Une bonne nouvelle vient d’être annoncée pour les casinotiers de France. Après de très mauvais résultats pour l’année 2008 et un début 2009 difficile, l’Etat a décidé d’alléger les taxes sur les établissements de jeu brique et mortier. Cette mesure exceptionnelle représente un manque à gagner de 40 millions d’euros pour l’Etat, mais il s’agit d’une aide précieuse pour toute l’industrie du casino qui est en grande difficulté.
Des pressions qui ont porté leur fruit
La fiscalité des casinos n’a pas changé depuis plus de 20 ans. Ainsi, cette mesure soudaine en a surpris plus d’un. Les représentants des grands groupes français (Partouche, Barrière, Tranchant, Joa) ont beaucoup milité pour qu’elle soit prise. En effet, les dirigeants de ses empires du gambling ont fait plusieurs fois pressions sur le gouvernement. Le décret sur la baisse des taxes sur les casinos va être appliqué d’une manière rétroactive, depuis le mois de novembre 2008, soit le début de la nouvelle année fiscale.
Un allègement d’impôt
D’après la loi française, les casinos sont taxés de 10 façons différentes, entre 10 et 80 %. L’impôt le plus important est payé par les établissements qui enregistrent un produit brut des jeux supérieur à 9 millions d’euros. La nouvelle mesure élève ce seuil à 11,3 millions. En outre, les autorités pensent fixer un futur équilibre entre les différents jeux de casino. Ainsi, les taxes sur les jeux de table devraient disposer de taxes moins importantes qu’avant.

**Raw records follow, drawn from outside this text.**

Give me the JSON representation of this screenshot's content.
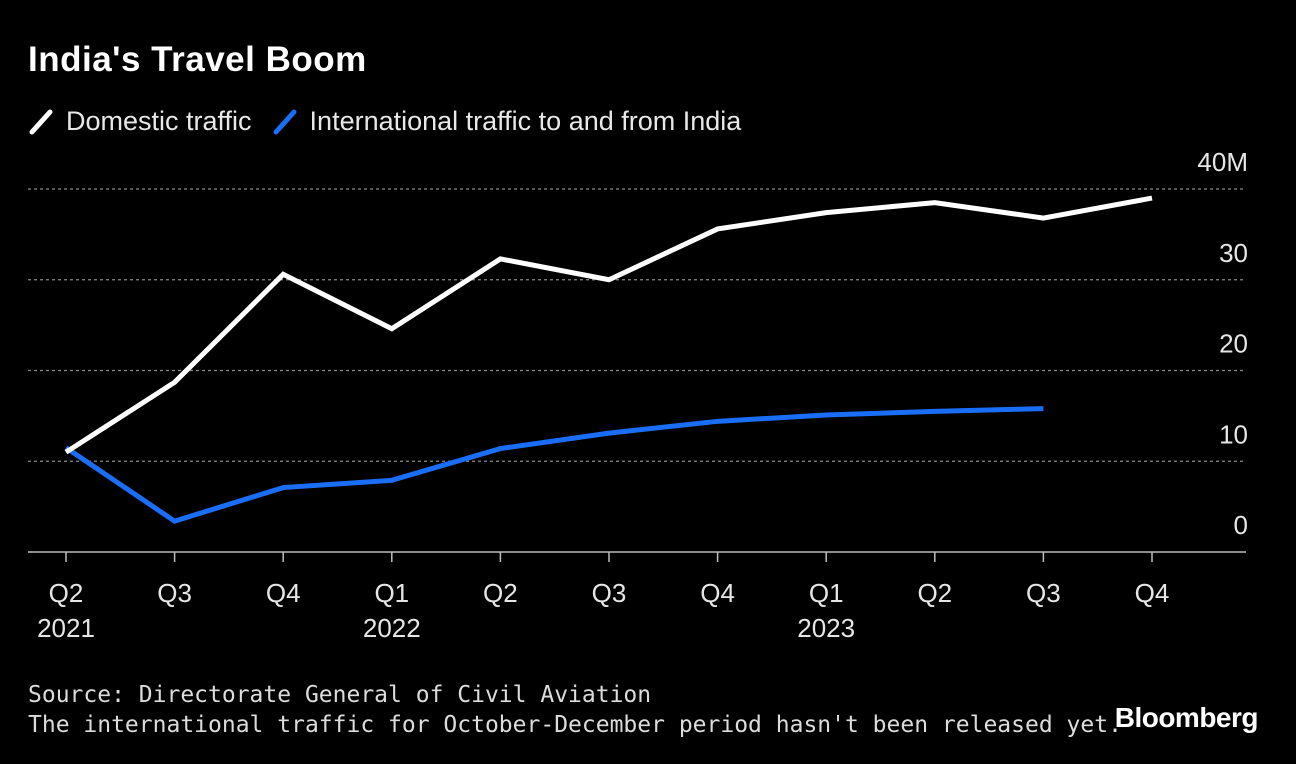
{
  "title": "India's Travel Boom",
  "legend": [
    {
      "label": "Domestic traffic",
      "color": "#ffffff"
    },
    {
      "label": "International traffic to and from India",
      "color": "#1a6ef5"
    }
  ],
  "source": "Source: Directorate General of Civil Aviation",
  "note": "The international traffic for October-December period hasn't been released yet.",
  "brand": "Bloomberg",
  "chart_data": {
    "type": "line",
    "title": "India's Travel Boom",
    "categories": [
      "Q2 2021",
      "Q3",
      "Q4",
      "Q1 2022",
      "Q2",
      "Q3",
      "Q4",
      "Q1 2023",
      "Q2",
      "Q3",
      "Q4"
    ],
    "x_ticks": [
      {
        "q": "Q2",
        "year": "2021"
      },
      {
        "q": "Q3",
        "year": ""
      },
      {
        "q": "Q4",
        "year": ""
      },
      {
        "q": "Q1",
        "year": "2022"
      },
      {
        "q": "Q2",
        "year": ""
      },
      {
        "q": "Q3",
        "year": ""
      },
      {
        "q": "Q4",
        "year": ""
      },
      {
        "q": "Q1",
        "year": "2023"
      },
      {
        "q": "Q2",
        "year": ""
      },
      {
        "q": "Q3",
        "year": ""
      },
      {
        "q": "Q4",
        "year": ""
      }
    ],
    "y_ticks": [
      "0",
      "10",
      "20",
      "30",
      "40M"
    ],
    "ylim": [
      0,
      40
    ],
    "ylabel": "",
    "xlabel": "",
    "grid": true,
    "series": [
      {
        "name": "Domestic traffic",
        "color": "#ffffff",
        "values": [
          11,
          18.7,
          30.6,
          24.6,
          32.3,
          30,
          35.6,
          37.4,
          38.5,
          36.8,
          39
        ]
      },
      {
        "name": "International traffic to and from India",
        "color": "#1a6ef5",
        "values": [
          11.5,
          3.4,
          7.1,
          7.9,
          11.4,
          13.1,
          14.4,
          15.1,
          15.5,
          15.8,
          null
        ]
      }
    ]
  }
}
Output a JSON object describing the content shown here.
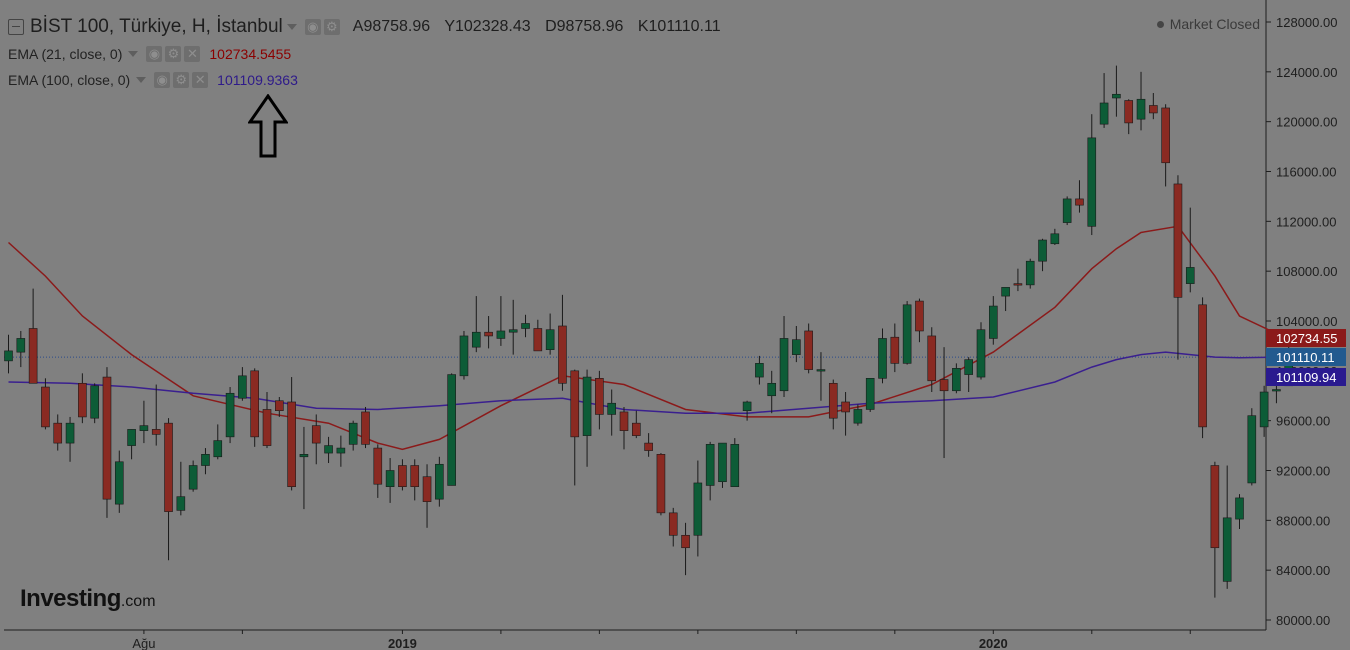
{
  "header": {
    "title": "BİST 100, Türkiye, H, İstanbul",
    "open": "A98758.96",
    "high": "Y102328.43",
    "low": "D98758.96",
    "close": "K101110.11"
  },
  "indicators": [
    {
      "label": "EMA (21, close, 0)",
      "value": "102734.5455",
      "color": "#8b0000"
    },
    {
      "label": "EMA (100, close, 0)",
      "value": "101109.9363",
      "color": "#2e1a8a"
    }
  ],
  "market_status": "Market Closed",
  "logo": {
    "main": "Investing",
    "suffix": ".com"
  },
  "colors": {
    "background": "#808080",
    "up": "#0d5c37",
    "down": "#8a2a22",
    "ema21": "#8b1a1a",
    "ema100": "#3a1f8f",
    "axis_text": "#1e1e1e"
  },
  "chart_data": {
    "type": "candlestick",
    "title": "BİST 100, Türkiye, H, İstanbul",
    "ylim": [
      79000,
      129000
    ],
    "y_ticks": [
      "80000.00",
      "84000.00",
      "88000.00",
      "92000.00",
      "96000.00",
      "100000.00",
      "104000.00",
      "108000.00",
      "112000.00",
      "116000.00",
      "120000.00",
      "124000.00",
      "128000.00"
    ],
    "x_ticks": [
      {
        "label": "Ağu",
        "index": 11
      },
      {
        "label": "2019",
        "index": 32
      },
      {
        "label": "2020",
        "index": 80
      }
    ],
    "candles": [
      {
        "o": 100800,
        "h": 102900,
        "l": 99800,
        "c": 101600
      },
      {
        "o": 101500,
        "h": 103200,
        "l": 100300,
        "c": 102600
      },
      {
        "o": 103400,
        "h": 106600,
        "l": 99000,
        "c": 99000
      },
      {
        "o": 98700,
        "h": 99400,
        "l": 95300,
        "c": 95500
      },
      {
        "o": 95800,
        "h": 96500,
        "l": 93600,
        "c": 94200
      },
      {
        "o": 94200,
        "h": 96300,
        "l": 92700,
        "c": 95800
      },
      {
        "o": 99000,
        "h": 99800,
        "l": 95800,
        "c": 96300
      },
      {
        "o": 96200,
        "h": 99000,
        "l": 95800,
        "c": 98800
      },
      {
        "o": 99500,
        "h": 100300,
        "l": 88200,
        "c": 89700
      },
      {
        "o": 89300,
        "h": 93600,
        "l": 88600,
        "c": 92700
      },
      {
        "o": 94000,
        "h": 95300,
        "l": 92900,
        "c": 95300
      },
      {
        "o": 95200,
        "h": 97600,
        "l": 94200,
        "c": 95600
      },
      {
        "o": 95300,
        "h": 98900,
        "l": 94000,
        "c": 94900
      },
      {
        "o": 95800,
        "h": 96200,
        "l": 84800,
        "c": 88700
      },
      {
        "o": 88800,
        "h": 92700,
        "l": 88400,
        "c": 89900
      },
      {
        "o": 90500,
        "h": 92800,
        "l": 90300,
        "c": 92400
      },
      {
        "o": 92400,
        "h": 93800,
        "l": 91700,
        "c": 93300
      },
      {
        "o": 93100,
        "h": 95700,
        "l": 92900,
        "c": 94400
      },
      {
        "o": 94700,
        "h": 98700,
        "l": 94200,
        "c": 98200
      },
      {
        "o": 97800,
        "h": 100300,
        "l": 97600,
        "c": 99600
      },
      {
        "o": 100000,
        "h": 100200,
        "l": 93900,
        "c": 94700
      },
      {
        "o": 96900,
        "h": 98300,
        "l": 93800,
        "c": 94000
      },
      {
        "o": 97600,
        "h": 97900,
        "l": 96300,
        "c": 96800
      },
      {
        "o": 97500,
        "h": 99500,
        "l": 90400,
        "c": 90700
      },
      {
        "o": 93100,
        "h": 95500,
        "l": 88900,
        "c": 93300
      },
      {
        "o": 95600,
        "h": 96500,
        "l": 92500,
        "c": 94200
      },
      {
        "o": 93400,
        "h": 94700,
        "l": 92600,
        "c": 94000
      },
      {
        "o": 93400,
        "h": 94800,
        "l": 92300,
        "c": 93800
      },
      {
        "o": 94100,
        "h": 96000,
        "l": 93600,
        "c": 95800
      },
      {
        "o": 96700,
        "h": 97100,
        "l": 93800,
        "c": 94100
      },
      {
        "o": 93800,
        "h": 94100,
        "l": 89800,
        "c": 90900
      },
      {
        "o": 90700,
        "h": 93000,
        "l": 89400,
        "c": 92000
      },
      {
        "o": 92400,
        "h": 92900,
        "l": 90400,
        "c": 90700
      },
      {
        "o": 92400,
        "h": 92900,
        "l": 89600,
        "c": 90700
      },
      {
        "o": 91500,
        "h": 92500,
        "l": 87400,
        "c": 89500
      },
      {
        "o": 89700,
        "h": 93100,
        "l": 89100,
        "c": 92500
      },
      {
        "o": 90800,
        "h": 99800,
        "l": 90800,
        "c": 99700
      },
      {
        "o": 99600,
        "h": 103200,
        "l": 99300,
        "c": 102800
      },
      {
        "o": 101900,
        "h": 106000,
        "l": 101500,
        "c": 103100
      },
      {
        "o": 103100,
        "h": 104400,
        "l": 101800,
        "c": 102800
      },
      {
        "o": 102600,
        "h": 106000,
        "l": 102000,
        "c": 103200
      },
      {
        "o": 103100,
        "h": 105700,
        "l": 101300,
        "c": 103300
      },
      {
        "o": 103400,
        "h": 104500,
        "l": 102700,
        "c": 103800
      },
      {
        "o": 103400,
        "h": 104100,
        "l": 101600,
        "c": 101600
      },
      {
        "o": 101700,
        "h": 104600,
        "l": 101300,
        "c": 103300
      },
      {
        "o": 103600,
        "h": 106100,
        "l": 98400,
        "c": 99000
      },
      {
        "o": 100000,
        "h": 100100,
        "l": 90800,
        "c": 94700
      },
      {
        "o": 94800,
        "h": 100100,
        "l": 92300,
        "c": 99500
      },
      {
        "o": 99400,
        "h": 100000,
        "l": 95300,
        "c": 96500
      },
      {
        "o": 96500,
        "h": 98500,
        "l": 94800,
        "c": 97400
      },
      {
        "o": 96700,
        "h": 97100,
        "l": 93700,
        "c": 95200
      },
      {
        "o": 95800,
        "h": 96800,
        "l": 94600,
        "c": 94800
      },
      {
        "o": 94200,
        "h": 95000,
        "l": 93100,
        "c": 93600
      },
      {
        "o": 93300,
        "h": 93400,
        "l": 88400,
        "c": 88600
      },
      {
        "o": 88600,
        "h": 89000,
        "l": 85900,
        "c": 86800
      },
      {
        "o": 86800,
        "h": 87800,
        "l": 83600,
        "c": 85800
      },
      {
        "o": 86800,
        "h": 92800,
        "l": 85100,
        "c": 91000
      },
      {
        "o": 90800,
        "h": 94300,
        "l": 89600,
        "c": 94100
      },
      {
        "o": 91100,
        "h": 94200,
        "l": 90600,
        "c": 94200
      },
      {
        "o": 90700,
        "h": 94600,
        "l": 90700,
        "c": 94100
      },
      {
        "o": 96800,
        "h": 97600,
        "l": 96000,
        "c": 97500
      },
      {
        "o": 99500,
        "h": 101200,
        "l": 98900,
        "c": 100600
      },
      {
        "o": 98000,
        "h": 100000,
        "l": 96600,
        "c": 99000
      },
      {
        "o": 98400,
        "h": 104400,
        "l": 97900,
        "c": 102600
      },
      {
        "o": 101300,
        "h": 103600,
        "l": 100700,
        "c": 102500
      },
      {
        "o": 103200,
        "h": 103800,
        "l": 99800,
        "c": 100100
      },
      {
        "o": 100100,
        "h": 101500,
        "l": 97600,
        "c": 100100
      },
      {
        "o": 99000,
        "h": 99300,
        "l": 95300,
        "c": 96200
      },
      {
        "o": 97500,
        "h": 98300,
        "l": 94800,
        "c": 96700
      },
      {
        "o": 95800,
        "h": 97300,
        "l": 95600,
        "c": 96900
      },
      {
        "o": 96900,
        "h": 99000,
        "l": 96700,
        "c": 99400
      },
      {
        "o": 99400,
        "h": 103400,
        "l": 99000,
        "c": 102600
      },
      {
        "o": 102700,
        "h": 103800,
        "l": 99900,
        "c": 100600
      },
      {
        "o": 100600,
        "h": 105600,
        "l": 100500,
        "c": 105300
      },
      {
        "o": 105600,
        "h": 105800,
        "l": 102300,
        "c": 103200
      },
      {
        "o": 102800,
        "h": 103500,
        "l": 98300,
        "c": 99200
      },
      {
        "o": 99300,
        "h": 101900,
        "l": 93000,
        "c": 98400
      },
      {
        "o": 98400,
        "h": 100600,
        "l": 98200,
        "c": 100200
      },
      {
        "o": 99700,
        "h": 101100,
        "l": 98300,
        "c": 100900
      },
      {
        "o": 99500,
        "h": 103900,
        "l": 99300,
        "c": 103300
      },
      {
        "o": 102600,
        "h": 106000,
        "l": 102100,
        "c": 105200
      },
      {
        "o": 106000,
        "h": 106700,
        "l": 104800,
        "c": 106700
      },
      {
        "o": 107000,
        "h": 108200,
        "l": 106400,
        "c": 106900
      },
      {
        "o": 106900,
        "h": 109000,
        "l": 106600,
        "c": 108800
      },
      {
        "o": 108800,
        "h": 110600,
        "l": 108000,
        "c": 110500
      },
      {
        "o": 110200,
        "h": 111400,
        "l": 110100,
        "c": 111000
      },
      {
        "o": 111900,
        "h": 114000,
        "l": 111700,
        "c": 113800
      },
      {
        "o": 113800,
        "h": 115300,
        "l": 112700,
        "c": 113300
      },
      {
        "o": 111600,
        "h": 120600,
        "l": 110900,
        "c": 118700
      },
      {
        "o": 119800,
        "h": 123900,
        "l": 119500,
        "c": 121500
      },
      {
        "o": 121900,
        "h": 124500,
        "l": 120400,
        "c": 122200
      },
      {
        "o": 121700,
        "h": 121800,
        "l": 119000,
        "c": 119900
      },
      {
        "o": 120200,
        "h": 124000,
        "l": 119300,
        "c": 121800
      },
      {
        "o": 121300,
        "h": 122300,
        "l": 120200,
        "c": 120700
      },
      {
        "o": 121100,
        "h": 121400,
        "l": 114800,
        "c": 116700
      },
      {
        "o": 115000,
        "h": 115700,
        "l": 100900,
        "c": 105900
      },
      {
        "o": 107000,
        "h": 113100,
        "l": 106300,
        "c": 108300
      },
      {
        "o": 105300,
        "h": 105900,
        "l": 94600,
        "c": 95500
      },
      {
        "o": 92400,
        "h": 92700,
        "l": 81800,
        "c": 85800
      },
      {
        "o": 83100,
        "h": 92400,
        "l": 82500,
        "c": 88200
      },
      {
        "o": 88100,
        "h": 90100,
        "l": 87300,
        "c": 89800
      },
      {
        "o": 91000,
        "h": 97000,
        "l": 90800,
        "c": 96400
      },
      {
        "o": 95500,
        "h": 98800,
        "l": 94700,
        "c": 98300
      },
      {
        "o": 98400,
        "h": 99600,
        "l": 97400,
        "c": 98500
      },
      {
        "o": 98800,
        "h": 102300,
        "l": 98800,
        "c": 101100
      }
    ],
    "series": [
      {
        "name": "EMA (21, close, 0)",
        "color": "#8b1a1a",
        "x": [
          0,
          3,
          6,
          10,
          15,
          21,
          26,
          30,
          32,
          35,
          40,
          45,
          50,
          55,
          60,
          65,
          70,
          75,
          80,
          85,
          88,
          90,
          92,
          95,
          98,
          100,
          103,
          104
        ],
        "values": [
          110300,
          107600,
          104400,
          101300,
          98000,
          96600,
          95800,
          94200,
          93700,
          94500,
          97200,
          99600,
          98900,
          96900,
          96300,
          96300,
          97300,
          98900,
          101500,
          105100,
          108200,
          109800,
          111100,
          111600,
          107600,
          104400,
          103000,
          102735
        ]
      },
      {
        "name": "EMA (100, close, 0)",
        "color": "#3a1f8f",
        "x": [
          0,
          5,
          10,
          15,
          20,
          25,
          30,
          35,
          40,
          45,
          50,
          55,
          60,
          65,
          70,
          75,
          80,
          85,
          88,
          90,
          92,
          94,
          96,
          98,
          100,
          104
        ],
        "values": [
          99100,
          99000,
          98700,
          98200,
          97800,
          97000,
          96900,
          97200,
          97600,
          97800,
          96900,
          96600,
          96600,
          97000,
          97400,
          97600,
          97900,
          99100,
          100300,
          100900,
          101300,
          101500,
          101300,
          101100,
          101050,
          101110
        ]
      }
    ],
    "price_labels": [
      {
        "value": 102734.55,
        "text": "102734.55",
        "color": "#8b1a1a"
      },
      {
        "value": 101110.11,
        "text": "101110.11",
        "color": "#225a8f"
      },
      {
        "value": 101109.94,
        "text": "101109.94",
        "color": "#2a1a8f"
      }
    ]
  }
}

Une procédure plus simple pour ajouter des machines à sous
En outre, l’Etat a décidé de simplifier la procédure pour augmenter le nombre de machine à sous dans un temple du jeu. Jusqu’alors, pour ajouter une slot, un établissement devait suivre une démarche administrative complexe et longue. Désormais, le nombre des nouveaux bandits manchots va être rapporté à celui des jeux de table. Ainsi, un casino pourra posséder 50 machines à sous pour sa première table de jeu. Ensuite, ce sont 25 slots par table jusqu’à un maximum de 500 bandits manchots.